Creating Raising Verbs: An LFG Analysis of the Complex Passive in Danish

Bjarne Ørsnes

Abstract

Proceedings of LFG06; CSLI Publications On-line

Raising configurations are sometimes described as the result of a diachronic process of semantic bleaching whereby an equi verb loses a semantic component of VOLITION. The verb is left with only a propositional argument in its argument structure and has to raise the subject of this embedded argument in order to fulfill a syntactic requirement that every predicator has a SUBJ. In addition the borders between raising and equi are fuzzy in the sense that some verbs may exhibit raising properties in some contexts and equi properties in other contexts. The paper argues that raising configurations may also arise as the result of argument structure operations. This means that verbs that are not otherwise raising verbs may become raising verbs if the right argument structure properties are present.

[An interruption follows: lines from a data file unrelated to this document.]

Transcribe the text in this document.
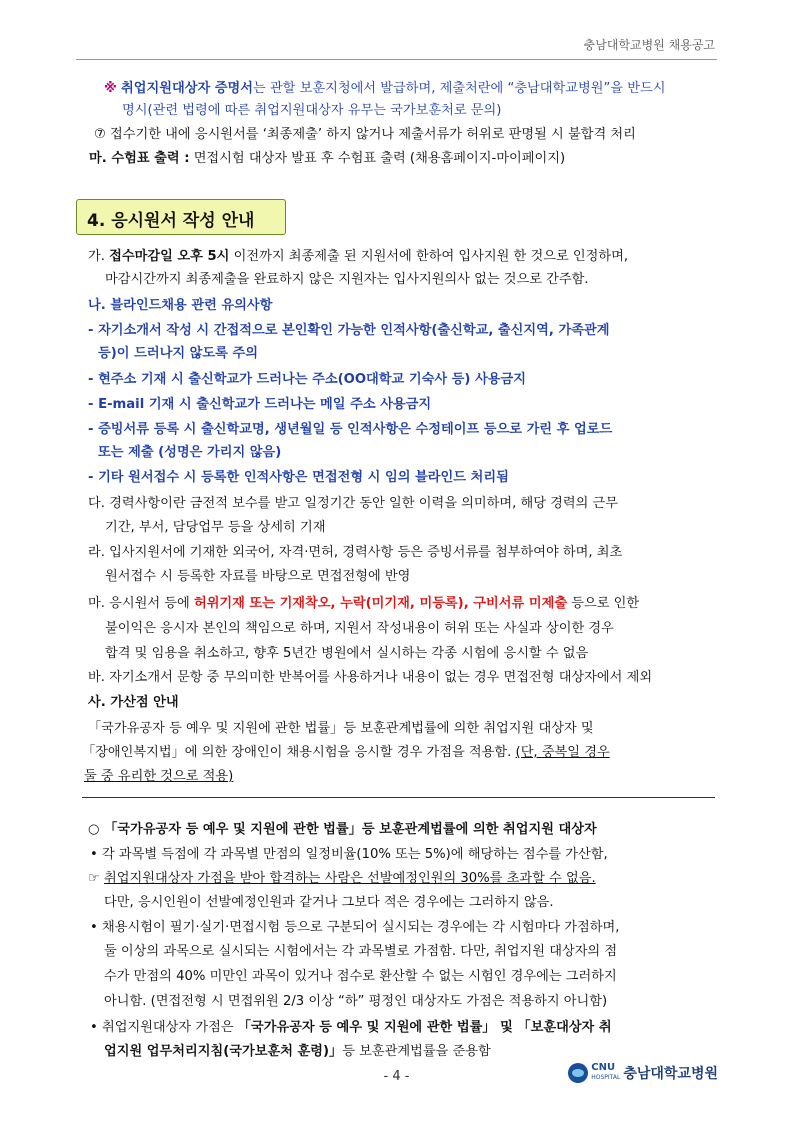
충남대학교병원 채용공고
※ 취업지원대상자 증명서는 관할 보훈지청에서 발급하며, 제출처란에 “충남대학교병원”을 반드시
명시(관련 법령에 따른 취업지원대상자 유무는 국가보훈처로 문의)
⑦ 접수기한 내에 응시원서를 ‘최종제출’ 하지 않거나 제출서류가 허위로 판명될 시 불합격 처리
마. 수험표 출력 : 면접시험 대상자 발표 후 수험표 출력 (채용홈페이지-마이페이지)
4. 응시원서 작성 안내
가. 접수마감일 오후 5시 이전까지 최종제출 된 지원서에 한하여 입사지원 한 것으로 인정하며,
마감시간까지 최종제출을 완료하지 않은 지원자는 입사지원의사 없는 것으로 간주함.
나. 블라인드채용 관련 유의사항
- 자기소개서 작성 시 간접적으로 본인확인 가능한 인적사항(출신학교, 출신지역, 가족관계
등)이 드러나지 않도록 주의
- 현주소 기재 시 출신학교가 드러나는 주소(OO대학교 기숙사 등) 사용금지
- E-mail 기재 시 출신학교가 드러나는 메일 주소 사용금지
- 증빙서류 등록 시 출신학교명, 생년월일 등 인적사항은 수정테이프 등으로 가린 후 업로드
또는 제출 (성명은 가리지 않음)
- 기타 원서접수 시 등록한 인적사항은 면접전형 시 임의 블라인드 처리됨
다. 경력사항이란 금전적 보수를 받고 일정기간 동안 일한 이력을 의미하며, 해당 경력의 근무
기간, 부서, 담당업무 등을 상세히 기재
라. 입사지원서에 기재한 외국어, 자격·면허, 경력사항 등은 증빙서류를 첨부하여야 하며, 최초
원서접수 시 등록한 자료를 바탕으로 면접전형에 반영
마. 응시원서 등에 허위기재 또는 기재착오, 누락(미기재, 미등록), 구비서류 미제출 등으로 인한
불이익은 응시자 본인의 책임으로 하며, 지원서 작성내용이 허위 또는 사실과 상이한 경우
합격 및 임용을 취소하고, 향후 5년간 병원에서 실시하는 각종 시험에 응시할 수 없음
바. 자기소개서 문항 중 무의미한 반복어를 사용하거나 내용이 없는 경우 면접전형 대상자에서 제외
사. 가산점 안내
「국가유공자 등 예우 및 지원에 관한 법률」등 보훈관계법률에 의한 취업지원 대상자 및
「장애인복지법」에 의한 장애인이 채용시험을 응시할 경우 가점을 적용함. (단, 중복일 경우
둘 중 유리한 것으로 적용)
○ 「국가유공자 등 예우 및 지원에 관한 법률」등 보훈관계법률에 의한 취업지원 대상자
• 각 과목별 득점에 각 과목별 만점의 일정비율(10% 또는 5%)에 해당하는 점수를 가산함,
☞ 취업지원대상자 가점을 받아 합격하는 사람은 선발예정인원의 30%를 초과할 수 없음.
다만, 응시인원이 선발예정인원과 같거나 그보다 적은 경우에는 그러하지 않음.
• 채용시험이 필기·실기·면접시험 등으로 구분되어 실시되는 경우에는 각 시험마다 가점하며,
둘 이상의 과목으로 실시되는 시험에서는 각 과목별로 가점함. 다만, 취업지원 대상자의 점
수가 만점의 40% 미만인 과목이 있거나 점수로 환산할 수 없는 시험인 경우에는 그러하지
아니함. (면접전형 시 면접위원 2/3 이상 “하” 평정인 대상자도 가점은 적용하지 아니함)
• 취업지원대상자 가점은 「국가유공자 등 예우 및 지원에 관한 법률」 및 「보훈대상자 취
업지원 업무처리지침(국가보훈처 훈령)」등 보훈관계법률을 준용함
- 4 -
CNU
HOSPITAL 충남대학교병원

Such a case is passivisation of verbs with propositional complements, where the most prominent argument is suppressed, leaving the verb with a propositional argument and no most prominent argument. In these cases the matrix verb raises the subject of an embedded verbal complement to fulfil the subject condition. The object of investigation is the Complex Passive in Danish. The Complex Passive is a passive construction observed in Danish and Norwegian consisting of a passive matrix verb and a passive past participle. Crucially the Complex Passive does not have an active counterpart where the subject argument of the embedded verb surfaces as the object of the matrix verb. The paper uncovers a host of properties of this construction including crucial differences between this construction in Danish and Norwegian. Furtheremore it shows how these properties follow from an analysis of this construction as a raising constructions and independently motivated assumptions of LFG.